Overall, this unsupervised word segmentation method essentially summarizes our character usage habits and extracts common character usage patterns. Therefore, it has very good recognition effects for many long words, especially fixed idioms. At the same time, some frequent character combinations, such as the aforementioned "让我们" (let us), are also treated as single words. We might think this is unreasonable, but thinking about it another way: since we say "让我们" so frequently, why not treat "让我们" as a single "word"?

In other words, word segmentation is essentially about pre-extracting fixed linguistic patterns. These patterns are not necessarily "words" as we traditionally define them; they could also be habitual expressions. Of course, there is a trade-off: if the granularity of segmentation is too fine, the number of words in the vocabulary won't be too large, but the length of a single sentence will increase; if the granularity is too coarse, the number of words in the vocabulary might explode, but the benefit is that sentence length decreases. The segmentation method provided in this article allows for the adjustment of granularity by modifying transition probabilities to adapt to different tasks.

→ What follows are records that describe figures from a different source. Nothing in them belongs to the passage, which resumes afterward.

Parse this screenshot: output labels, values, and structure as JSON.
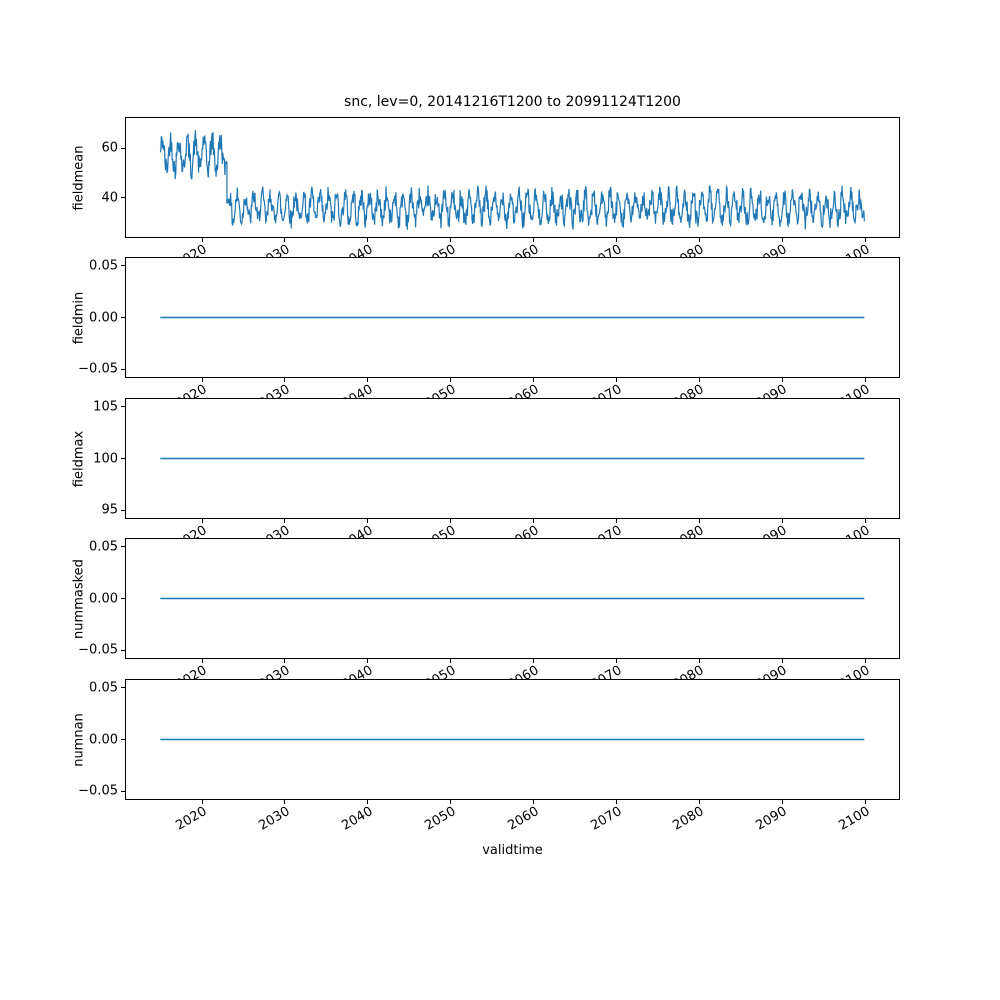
{
  "figure": {
    "background": "#ffffff"
  },
  "chart_data": {
    "type": "line",
    "title": "snc, lev=0, 20141216T1200 to 20991124T1200",
    "xlabel": "validtime",
    "x_range": [
      2010.7,
      2104.2
    ],
    "xticks": [
      2020,
      2030,
      2040,
      2050,
      2060,
      2070,
      2080,
      2090,
      2100
    ],
    "xtick_labels": [
      "2020",
      "2030",
      "2040",
      "2050",
      "2060",
      "2070",
      "2080",
      "2090",
      "2100"
    ],
    "line_color": "#1f77b4",
    "legend": "none",
    "grid": false,
    "subplots": [
      {
        "ylabel": "fieldmean",
        "ylim": [
          23.7,
          72.7
        ],
        "yticks": [
          40,
          60
        ],
        "ytick_labels": [
          "40",
          "60"
        ],
        "series": [
          {
            "name": "fieldmean",
            "type": "noisy",
            "color": "#1f77b4",
            "segments": [
              {
                "x_start": 2014.96,
                "x_end": 2023.0,
                "mean": 57.5,
                "amplitude": 10.5
              },
              {
                "x_start": 2023.0,
                "x_end": 2099.9,
                "mean": 36.0,
                "amplitude": 9.0
              }
            ]
          }
        ]
      },
      {
        "ylabel": "fieldmin",
        "ylim": [
          -0.0583,
          0.0583
        ],
        "yticks": [
          -0.05,
          0.0,
          0.05
        ],
        "ytick_labels": [
          "−0.05",
          "0.00",
          "0.05"
        ],
        "series": [
          {
            "name": "fieldmin",
            "type": "flat",
            "color": "#1f77b4",
            "value": 0.0,
            "x_start": 2014.96,
            "x_end": 2099.9
          }
        ]
      },
      {
        "ylabel": "fieldmax",
        "ylim": [
          94.17,
          105.83
        ],
        "yticks": [
          95,
          100,
          105
        ],
        "ytick_labels": [
          "95",
          "100",
          "105"
        ],
        "series": [
          {
            "name": "fieldmax",
            "type": "flat",
            "color": "#1f77b4",
            "value": 100.0,
            "x_start": 2014.96,
            "x_end": 2099.9
          }
        ]
      },
      {
        "ylabel": "nummasked",
        "ylim": [
          -0.0583,
          0.0583
        ],
        "yticks": [
          -0.05,
          0.0,
          0.05
        ],
        "ytick_labels": [
          "−0.05",
          "0.00",
          "0.05"
        ],
        "series": [
          {
            "name": "nummasked",
            "type": "flat",
            "color": "#1f77b4",
            "value": 0.0,
            "x_start": 2014.96,
            "x_end": 2099.9
          }
        ]
      },
      {
        "ylabel": "numnan",
        "ylim": [
          -0.0583,
          0.0583
        ],
        "yticks": [
          -0.05,
          0.0,
          0.05
        ],
        "ytick_labels": [
          "−0.05",
          "0.00",
          "0.05"
        ],
        "series": [
          {
            "name": "numnan",
            "type": "flat",
            "color": "#1f77b4",
            "value": 0.0,
            "x_start": 2014.96,
            "x_end": 2099.9
          }
        ]
      }
    ]
  }
}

Also, as mentioned before, the effectiveness of the segmentation depends on the quality of the language model. This means we only need to focus on optimizing the language model, which can be trained unsupervised—a clear advantage. For example, if we hope to achieve a segmentation model with semantic understanding capabilities, we can train the language model using methods like neural networks. If we prioritize speed, traditional statistical methods work well (using kenlm to obtain a language model from 500,000 texts took less than 10 minutes). In short, it provides the maximum degree of freedom.